Lots to share today, so let's drop the puck.
First, I Turned In My Notice At Work.
Actually, I did that on Monday, but today my employer officially announced my departure. Next month, I will be working for an insurance trade association as a lobbyist. My job will require me to travel a fair amount, especially during the months that state legislatures are normally in session. While I will miss my co-workers and my work in emergency management, legislative and regulatory affairs there, my new job is a fantastic opportunity. I'm very excited.
Traveling out of town presents some tough challenges for people trying to live with a self-sufficient mindset. I will be working on this in the coming weeks, sharing my experiences with you.
Next, You People Set An All Time Record For Traffic To My Site.
The blog received nearly 200 visits in the last 24 hours. Apparently, you like Xtranormal videos far more than I would have thought. And let me take a moment to welcome the many visitors from Get Off The X, a fantastic internet forum on guns and preparedness. Glad to have you!
And Third, The New Yorker Stumbles Into Pure Greatness.
I generally don't read the New Yorker. Lots of big words and not enough pictures of things that interest me, for starters.
From the article:
Ochs and Izquierdo noted, in their paper on the differences between the family lives of the Matsigenka and the Angelenos, how early the Matsigenka begin encouraging their children to be useful. Toddlers routinely heat their own food over an open fire, they observed, while “three-year-olds frequently practice cutting wood and grass with machetes and knives.” Boys, when they are six or seven, start to accompany their fathers on fishing and hunting trips, and girls learn to help their mothers with the cooking. As a consequence, by the time they reach puberty Matsigenka kids have mastered most of the skills necessary for survival. Their competence encourages autonomy, which fosters further competence—a virtuous cycle that continues to adulthood.
Think through that. Toddlers playing with fire, cooking things over it (like roasting hotdogs and marshmellows.) Three year olds practicing cutting and chopping with sharp objects (like farm kids do.) Little boys hunting with their fathers and little girls learning to help with cooking (like farm kids do). As a result, "their competence encourages autonomy, which fosters further competence - a virtuous cycle that continues to childhood."
That's not to say that farm kids are better people than city kids. But as a former farm kid, I can attest that I did things my city and suburban counterparts never did. It wasn't because I had permissive, laissez-faire parents; I certainly didn't. My brother and I were simply expected to help around the house and farm from a young age. We were never discouraged from playing with knives, tools, tractors, pick up trucks, guns, kitchen utensils, garden implements, chemisty sets, pesticides, herbicides (I had a pesticide/herbicide applicator's permit, issued by the state of Tennessee, at the ripe old age of 14. No joke. God bless the Bedford County Farmer's Co-Op.) or wild animals. I'd like to think it made us more resilient and independent than other kids our age.

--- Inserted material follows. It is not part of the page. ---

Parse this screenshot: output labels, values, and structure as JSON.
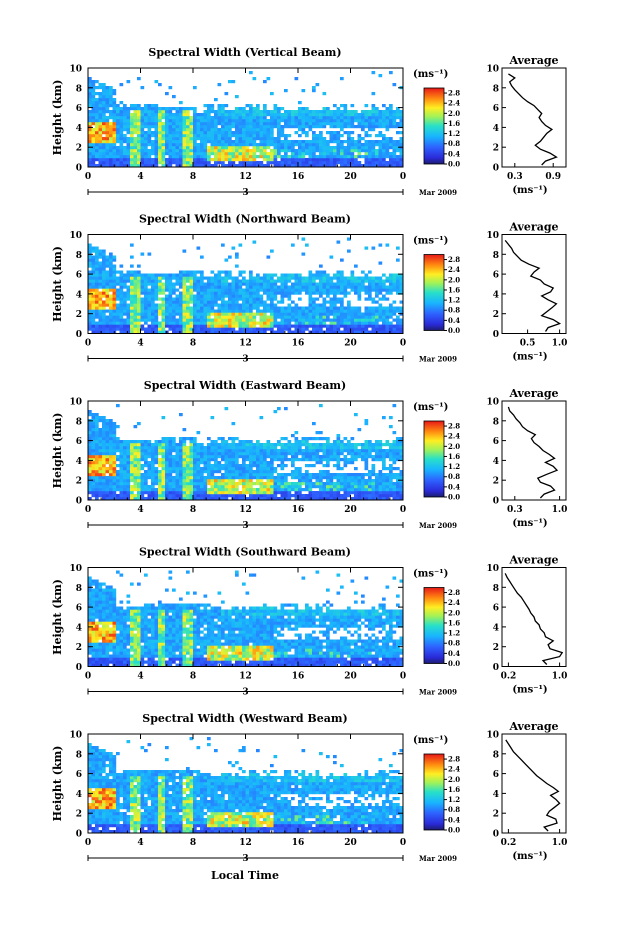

When we look at the young adults today, we see many of them in the workplace who lack the basic work ethics necessary to become good employees. I suspect that's in large part due to the fact so many of them were coddled by their parents, no doubt in an effort to make them feel special.
Make your kid feel special. Let them learn how to do things on their own. That's true self-sufficiency.
And Finally, A Word On Hyperinflation.
Here's another article from the "It's not me; It's from CNBC" file for your consideration. A treasurer from the Royal Bank of Scotland (and not some gold bug hawking a mining stock) had this to say about the risk of hyperinflation:
Because it has no more intrinsic value than Monopoly money, fiat money retains its value only because of confidence. As central banks print more and more money, all else being equal, its real value must decline. That explains partly the desire of the German government to enforce public sector spending controls as the price of saving the euro. Otherwise a blanket bailout without cuts in spending would just be a road to inflationary ruin.
But is there something more at stake here than just an orthodox macroeconomic argument about inflation? Does the ability to keep printing money without any real control or discipline, creating a circular flow of money in which one branch of government lends to another branch of government, undermine confidence in the concept of paper money itself?
You decide what you need to do to protect against that risk.